Here we have a moveable character, with a platform, collision, particles and, though you cannot hear it, background music.
As a small team of two people it may seem a bit over complicated to introduce the practicalities of source control. Or may be what I mean is “revision control“.
I think this is the best time to do it though, because you can learn how it works, how it doesn’t work how you may think and what can go wrong. For example, for the current project we’re both working on an ActionScript v3 project in FlashDevelop, utilising BitBucket. The first stumbling block we happened upon was that, the two don’t directly integrate. It involves the use of at least three to four other applications which, handily, are compacted together into tools such as TortoiseHg and PuTTY – the former contains some hybrid of Mercurial/Git to some extent.
So after discovering that the SourceControl in FlashDevelop doesn’t appear to work beyond ‘Commit’ for the files that have changed (synchronising, especially on the fly doesn’t appear to work from the guides we have found) that having more than one person share the ‘main’ or ‘trunk’ of your project source is just not a good way to go about it:
Simply put, partly because I lack the ability to describe what’s going on short of the Wikipedia article on source control, it turns into a mess as shown by what I will call the ‘tree’ (or headed Graph) on the left hand side.
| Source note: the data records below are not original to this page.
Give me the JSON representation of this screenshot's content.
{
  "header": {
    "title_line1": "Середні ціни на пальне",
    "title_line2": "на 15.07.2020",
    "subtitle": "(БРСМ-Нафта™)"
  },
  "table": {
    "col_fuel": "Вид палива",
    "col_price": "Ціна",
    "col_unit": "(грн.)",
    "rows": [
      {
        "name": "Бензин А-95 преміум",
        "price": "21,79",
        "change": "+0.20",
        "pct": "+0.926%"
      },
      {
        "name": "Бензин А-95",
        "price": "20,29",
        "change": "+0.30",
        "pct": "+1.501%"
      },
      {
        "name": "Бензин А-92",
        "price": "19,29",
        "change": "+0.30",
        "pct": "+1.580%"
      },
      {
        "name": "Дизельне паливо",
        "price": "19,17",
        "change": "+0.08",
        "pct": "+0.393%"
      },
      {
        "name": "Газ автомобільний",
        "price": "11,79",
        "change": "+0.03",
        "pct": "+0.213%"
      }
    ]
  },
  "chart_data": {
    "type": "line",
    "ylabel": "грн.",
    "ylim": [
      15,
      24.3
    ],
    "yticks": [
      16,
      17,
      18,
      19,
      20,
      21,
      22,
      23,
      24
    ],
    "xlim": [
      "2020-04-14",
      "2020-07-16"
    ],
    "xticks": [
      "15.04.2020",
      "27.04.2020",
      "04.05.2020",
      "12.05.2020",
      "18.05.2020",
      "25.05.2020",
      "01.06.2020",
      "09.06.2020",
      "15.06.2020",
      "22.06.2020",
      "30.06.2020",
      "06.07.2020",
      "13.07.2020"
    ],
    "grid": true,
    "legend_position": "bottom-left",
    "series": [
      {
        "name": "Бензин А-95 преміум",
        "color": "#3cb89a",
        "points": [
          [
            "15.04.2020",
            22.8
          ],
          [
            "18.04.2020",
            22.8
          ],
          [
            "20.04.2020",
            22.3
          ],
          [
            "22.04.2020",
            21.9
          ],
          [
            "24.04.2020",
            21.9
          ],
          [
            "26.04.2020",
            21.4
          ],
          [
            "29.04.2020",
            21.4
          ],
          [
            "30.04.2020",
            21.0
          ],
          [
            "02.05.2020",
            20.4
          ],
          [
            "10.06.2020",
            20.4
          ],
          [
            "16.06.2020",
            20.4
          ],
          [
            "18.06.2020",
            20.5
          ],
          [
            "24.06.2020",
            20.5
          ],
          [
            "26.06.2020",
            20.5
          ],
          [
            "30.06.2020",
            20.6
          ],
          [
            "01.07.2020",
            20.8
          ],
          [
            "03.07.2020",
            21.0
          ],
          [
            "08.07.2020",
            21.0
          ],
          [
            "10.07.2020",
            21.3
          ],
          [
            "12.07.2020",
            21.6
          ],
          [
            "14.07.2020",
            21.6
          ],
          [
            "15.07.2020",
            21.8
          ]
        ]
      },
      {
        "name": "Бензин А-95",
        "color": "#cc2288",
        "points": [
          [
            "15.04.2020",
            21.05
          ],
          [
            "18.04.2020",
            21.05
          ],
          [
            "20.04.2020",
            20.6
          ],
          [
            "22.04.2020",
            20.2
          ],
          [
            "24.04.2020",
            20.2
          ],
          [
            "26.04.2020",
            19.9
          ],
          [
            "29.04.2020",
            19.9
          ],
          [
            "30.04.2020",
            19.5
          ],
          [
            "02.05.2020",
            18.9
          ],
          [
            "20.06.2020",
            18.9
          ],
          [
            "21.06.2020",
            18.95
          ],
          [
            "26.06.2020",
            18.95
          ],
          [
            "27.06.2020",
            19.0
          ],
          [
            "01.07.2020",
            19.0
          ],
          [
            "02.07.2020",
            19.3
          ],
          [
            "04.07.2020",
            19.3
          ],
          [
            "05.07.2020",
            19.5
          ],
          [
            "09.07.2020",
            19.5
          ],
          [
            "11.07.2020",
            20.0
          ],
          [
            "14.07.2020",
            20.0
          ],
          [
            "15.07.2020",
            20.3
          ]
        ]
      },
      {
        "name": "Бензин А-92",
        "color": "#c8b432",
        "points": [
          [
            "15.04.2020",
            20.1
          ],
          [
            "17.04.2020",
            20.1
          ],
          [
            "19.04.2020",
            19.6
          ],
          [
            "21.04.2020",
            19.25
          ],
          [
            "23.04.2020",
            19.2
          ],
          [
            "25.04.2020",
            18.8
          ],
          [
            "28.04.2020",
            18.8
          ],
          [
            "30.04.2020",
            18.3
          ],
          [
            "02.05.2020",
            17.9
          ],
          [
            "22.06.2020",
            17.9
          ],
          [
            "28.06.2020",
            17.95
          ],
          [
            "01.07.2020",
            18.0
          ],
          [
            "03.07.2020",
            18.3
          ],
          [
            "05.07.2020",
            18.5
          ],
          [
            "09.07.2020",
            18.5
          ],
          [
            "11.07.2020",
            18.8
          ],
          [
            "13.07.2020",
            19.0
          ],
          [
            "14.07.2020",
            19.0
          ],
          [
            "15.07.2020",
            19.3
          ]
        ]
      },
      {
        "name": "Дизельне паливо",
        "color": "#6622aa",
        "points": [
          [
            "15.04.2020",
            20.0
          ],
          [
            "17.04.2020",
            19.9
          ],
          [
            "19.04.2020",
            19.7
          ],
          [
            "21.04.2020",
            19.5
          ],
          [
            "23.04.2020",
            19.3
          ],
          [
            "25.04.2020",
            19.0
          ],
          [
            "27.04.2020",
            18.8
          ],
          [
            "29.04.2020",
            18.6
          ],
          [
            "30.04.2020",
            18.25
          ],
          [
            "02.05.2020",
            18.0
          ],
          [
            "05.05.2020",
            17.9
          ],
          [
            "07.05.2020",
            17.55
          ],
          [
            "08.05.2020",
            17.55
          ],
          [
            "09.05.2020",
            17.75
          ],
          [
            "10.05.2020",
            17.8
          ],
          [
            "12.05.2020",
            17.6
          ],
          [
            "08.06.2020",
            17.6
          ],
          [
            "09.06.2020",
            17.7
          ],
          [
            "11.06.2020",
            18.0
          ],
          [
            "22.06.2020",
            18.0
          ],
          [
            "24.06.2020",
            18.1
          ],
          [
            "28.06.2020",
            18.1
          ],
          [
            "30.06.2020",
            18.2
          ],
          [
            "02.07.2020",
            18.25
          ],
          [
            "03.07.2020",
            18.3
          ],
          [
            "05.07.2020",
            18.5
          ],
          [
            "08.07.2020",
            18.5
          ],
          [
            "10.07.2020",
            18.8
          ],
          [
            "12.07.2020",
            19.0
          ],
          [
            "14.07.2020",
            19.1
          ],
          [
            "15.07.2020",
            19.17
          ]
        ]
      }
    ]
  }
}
Suffice to say, we’ve decided that to help separate development it may actually be better for us to have a main project which either one or no persons work on it directly, but they ‘fork’ it (effectively making a copy) and then commit and push to their own, with ‘builds’ of files they’ve changed, pushed to the main ‘trunk’ (or main project as I stated) which then means, there’s only merges done that make sense and people can happily mess up their own copy, while re-cloning or pulling from the trunk as required.
It’s taken a bit to get our head around, I try to think of it as a main river splitting off into streams, or a tree trunk into branches (probably the common analogy).
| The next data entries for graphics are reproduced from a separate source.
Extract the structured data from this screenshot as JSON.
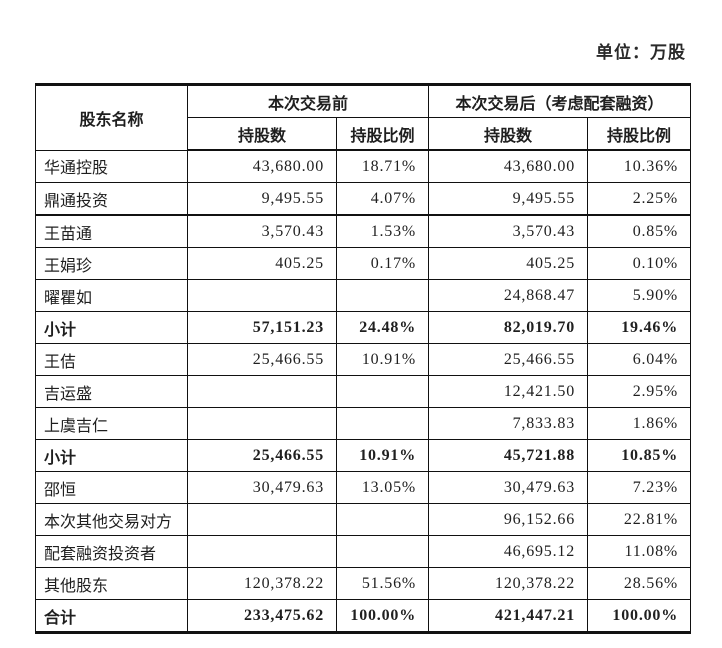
{
  "unit_label": "单位：万股",
  "table": {
    "header": {
      "shareholder": "股东名称",
      "group_before": "本次交易前",
      "group_after": "本次交易后（考虑配套融资）",
      "shares": "持股数",
      "ratio": "持股比例"
    },
    "rows": [
      {
        "name": "华通控股",
        "b_shares": "43,680.00",
        "b_ratio": "18.71%",
        "a_shares": "43,680.00",
        "a_ratio": "10.36%"
      },
      {
        "name": "鼎通投资",
        "b_shares": "9,495.55",
        "b_ratio": "4.07%",
        "a_shares": "9,495.55",
        "a_ratio": "2.25%"
      },
      {
        "name": "王苗通",
        "b_shares": "3,570.43",
        "b_ratio": "1.53%",
        "a_shares": "3,570.43",
        "a_ratio": "0.85%"
      },
      {
        "name": "王娟珍",
        "b_shares": "405.25",
        "b_ratio": "0.17%",
        "a_shares": "405.25",
        "a_ratio": "0.10%"
      },
      {
        "name": "曜瞿如",
        "b_shares": "",
        "b_ratio": "",
        "a_shares": "24,868.47",
        "a_ratio": "5.90%"
      },
      {
        "name": "小计",
        "b_shares": "57,151.23",
        "b_ratio": "24.48%",
        "a_shares": "82,019.70",
        "a_ratio": "19.46%"
      },
      {
        "name": "王佶",
        "b_shares": "25,466.55",
        "b_ratio": "10.91%",
        "a_shares": "25,466.55",
        "a_ratio": "6.04%"
      },
      {
        "name": "吉运盛",
        "b_shares": "",
        "b_ratio": "",
        "a_shares": "12,421.50",
        "a_ratio": "2.95%"
      },
      {
        "name": "上虞吉仁",
        "b_shares": "",
        "b_ratio": "",
        "a_shares": "7,833.83",
        "a_ratio": "1.86%"
      },
      {
        "name": "小计",
        "b_shares": "25,466.55",
        "b_ratio": "10.91%",
        "a_shares": "45,721.88",
        "a_ratio": "10.85%"
      },
      {
        "name": "邵恒",
        "b_shares": "30,479.63",
        "b_ratio": "13.05%",
        "a_shares": "30,479.63",
        "a_ratio": "7.23%"
      },
      {
        "name": "本次其他交易对方",
        "b_shares": "",
        "b_ratio": "",
        "a_shares": "96,152.66",
        "a_ratio": "22.81%"
      },
      {
        "name": "配套融资投资者",
        "b_shares": "",
        "b_ratio": "",
        "a_shares": "46,695.12",
        "a_ratio": "11.08%"
      },
      {
        "name": "其他股东",
        "b_shares": "120,378.22",
        "b_ratio": "51.56%",
        "a_shares": "120,378.22",
        "a_ratio": "28.56%"
      },
      {
        "name": "合计",
        "b_shares": "233,475.62",
        "b_ratio": "100.00%",
        "a_shares": "421,447.21",
        "a_ratio": "100.00%"
      }
    ]
  }
}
For a good, long while I’ve wanted to develop. When I was young, I wanted to create – I would sit there, feeling bored, staring at my Commodore Amiga 1200 without the internet, with little guidance and money and not knowing what or how to do things to actually produce something.
I had access to BASIC on the ZX Spectrum 48k and the Amiga, but aside from coding Pontoon and ‘POKE’ing some code into Manic Miner / Jet Set Willy but I didn’t get much further with it than that.
When I studied at University, I met some fine fellows who were on a Games Development course (and Games Design). Which re-sparked my interest in creating something, aside from doing the HND in Computing (Software Development) which almost scratched the itch, meeting these friends meant years afterwards of the words “let’s make a mod!” (mainly aimed at the game Neverwinter Nights) which, like the other intentions of creating and producing something substantial, unfortunately amounted to little.
However, I’ve tried to push on, between groups I’ve started to prototype some small scale work and today, with the work of three of us, we made it rain in Adobe Flash using ActionScript v3.
It took one persons familiarity with the API Flixel , my understanding, finding and reading of reference documentation along with the IDE and a person who has good programming knowledge to get it working and acting, like rain.
To this project myself and the other two casually dedicate only an hour a week to the development of it and other projects, but in three weeks (three hours) of work. This feels like an achievement and with that we’re so far satisfied.